In this ad, Jameson arm-wrestles over 57 men, beating every one of them. Behind his strength is the urgency to protect his life’s work, his secret distillation process. It’s an honorable cause to the violent outbreak. Further, he and his opponents are in a warehouse full of a couple dozen barrels of Jameson’s whiskey. It might be his distillery or the back room of a storefront. In any case, one knows his whiskey is in high demand and therefore, business is going well. We can see the conviction in John’s eyes. None of the men will beat him, but they can sure try. He wears a vest, well-groomed hair and his signature beard, all signs of his high status and that he is a gentleman. Meanwhile, the next man on line is shirtless with suspenders and another hides his huge belly behind a butcher’s apron – both signal that the men are part of the working class. But Jameson’s whiskey business is so successful, that his rivals include pompous, top-hats too. Last, the one similarity between this alcohol ad from 2013 and the ones from 2002 is the presence of a “hot chick,” or in this case, possibly a whore. The only woman in this scene is sitting at the front of the line, next to all of the action, maybe waiting to depart with the victor. The sleeve of her dress is strategically slipping off her shoulder, just enough to lead curious eyes to her bosom. With greasy, tangled hair, a fist in the air and knees apart, she’s garish, not quite the corset-ridden lady we expect. She may not be ideally beautiful in the way previous hot chicks have been, but she is readily available and on a mission to please.

Through these images, the Irish whiskey company tells consumers that they need not fear failure in a down economy.
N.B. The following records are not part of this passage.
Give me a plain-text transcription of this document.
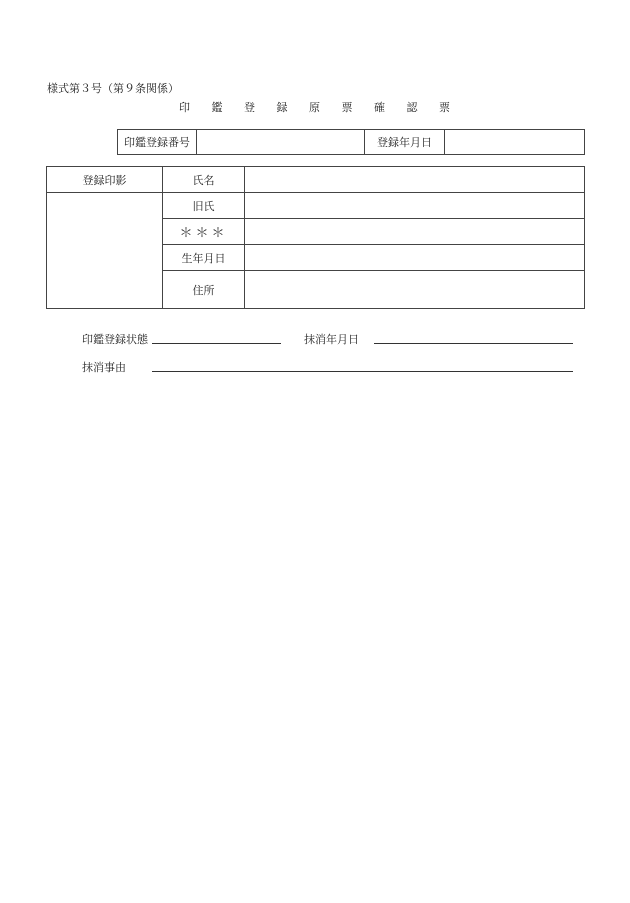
様式第３号（第９条関係）
印 鑑 登 録 原 票 確 認 票
印鑑登録番号		登録年月日	
登録印影	氏名	
	旧氏	
	＊＊＊	
	生年月日	
	住所	
印鑑登録状態	抹消年月日
抹消事由
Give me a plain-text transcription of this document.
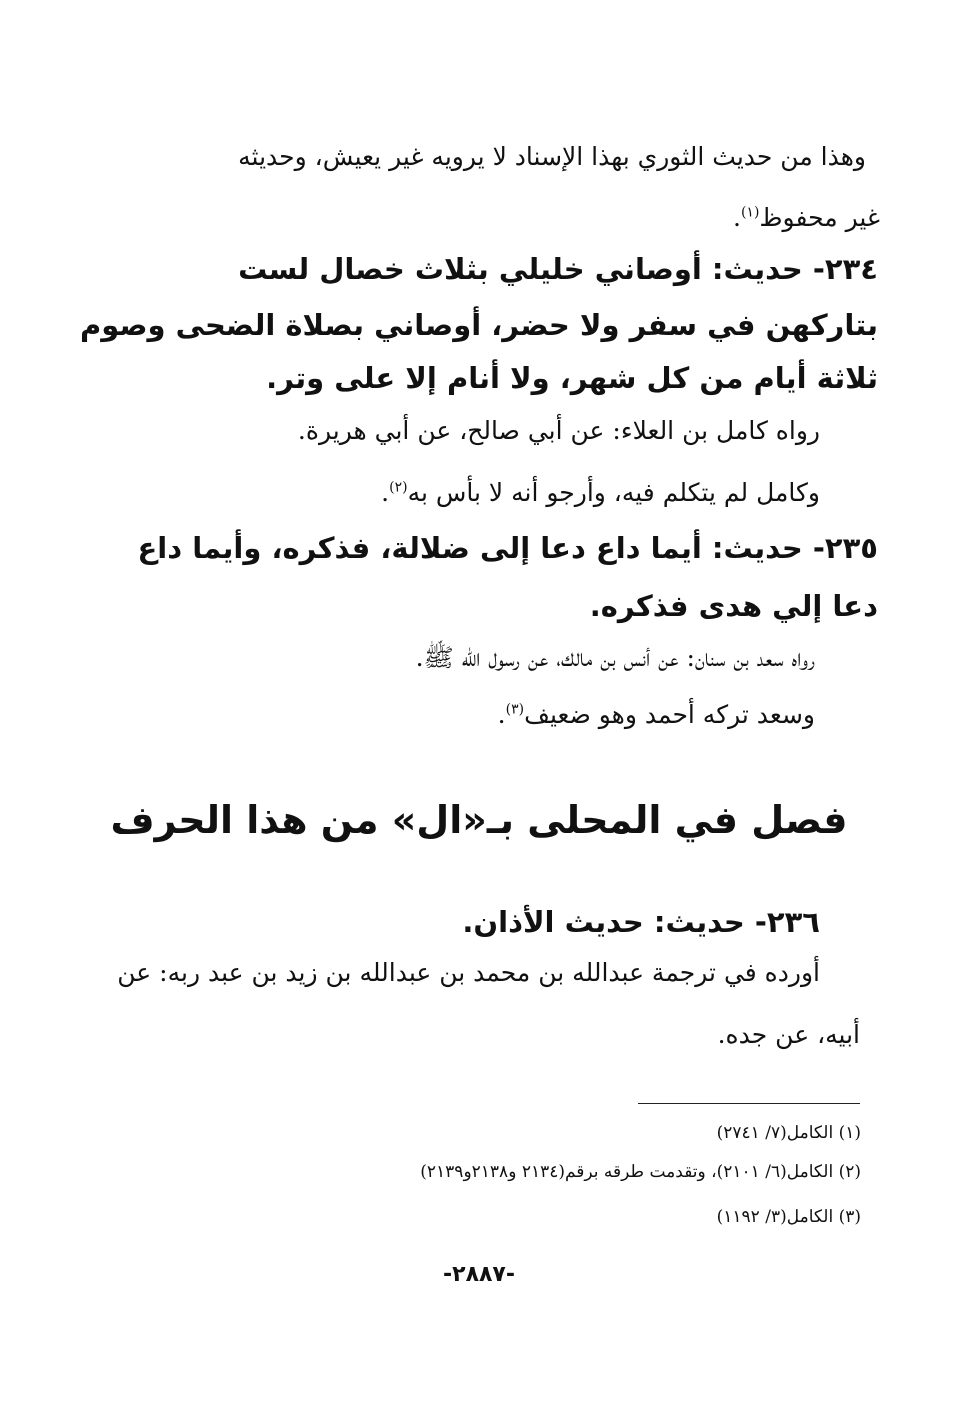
وهذا من حديث الثوري بهذا الإسناد لا يرويه غير يعيش، وحديثه
غير محفوظ$^{(١)}$.
٢٣٤- حديث: أوصاني خليلي بثلاث خصال لست
بتاركهن في سفر ولا حضر، أوصاني بصلاة الضحى وصوم
ثلاثة أيام من كل شهر، ولا أنام إلا على وتر.
رواه كامل بن العلاء: عن أبي صالح، عن أبي هريرة.
وكامل لم يتكلم فيه، وأرجو أنه لا بأس به$^{(٢)}$.
٢٣٥- حديث: أيما داع دعا إلى ضلالة، فذكره، وأيما داع
دعا إلي هدى فذكره.
رواه سعد بن سنان: عن أنس بن مالك، عن رسول الله ﷺ.
وسعد تركه أحمد وهو ضعيف$^{(٣)}$.
فصل في المحلى بـ«ال» من هذا الحرف
٢٣٦- حديث: حديث الأذان.
أورده في ترجمة عبدالله بن محمد بن عبدالله بن زيد بن عبد ربه: عن
أبيه، عن جده.
(١) الكامل(٧/ ٢٧٤١)
(٢) الكامل(٦/ ٢١٠١)، وتقدمت طرقه برقم(٢١٣٤ و٢١٣٨و٢١٣٩)
(٣) الكامل(٣/ ١١٩٢)
-٢٨٨٧-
Contrary to the leisure lifestyle, the established businessman tells them they should have moral character and work hard to get ahead because that’s what strong men do. In addition, considering where these ads were placed, on NYC trains, we can assume its target audience are men and boys traveling to work or school, the cities working and middle class, presumably those hard-hit by the down economy and socioeconomic climb of women.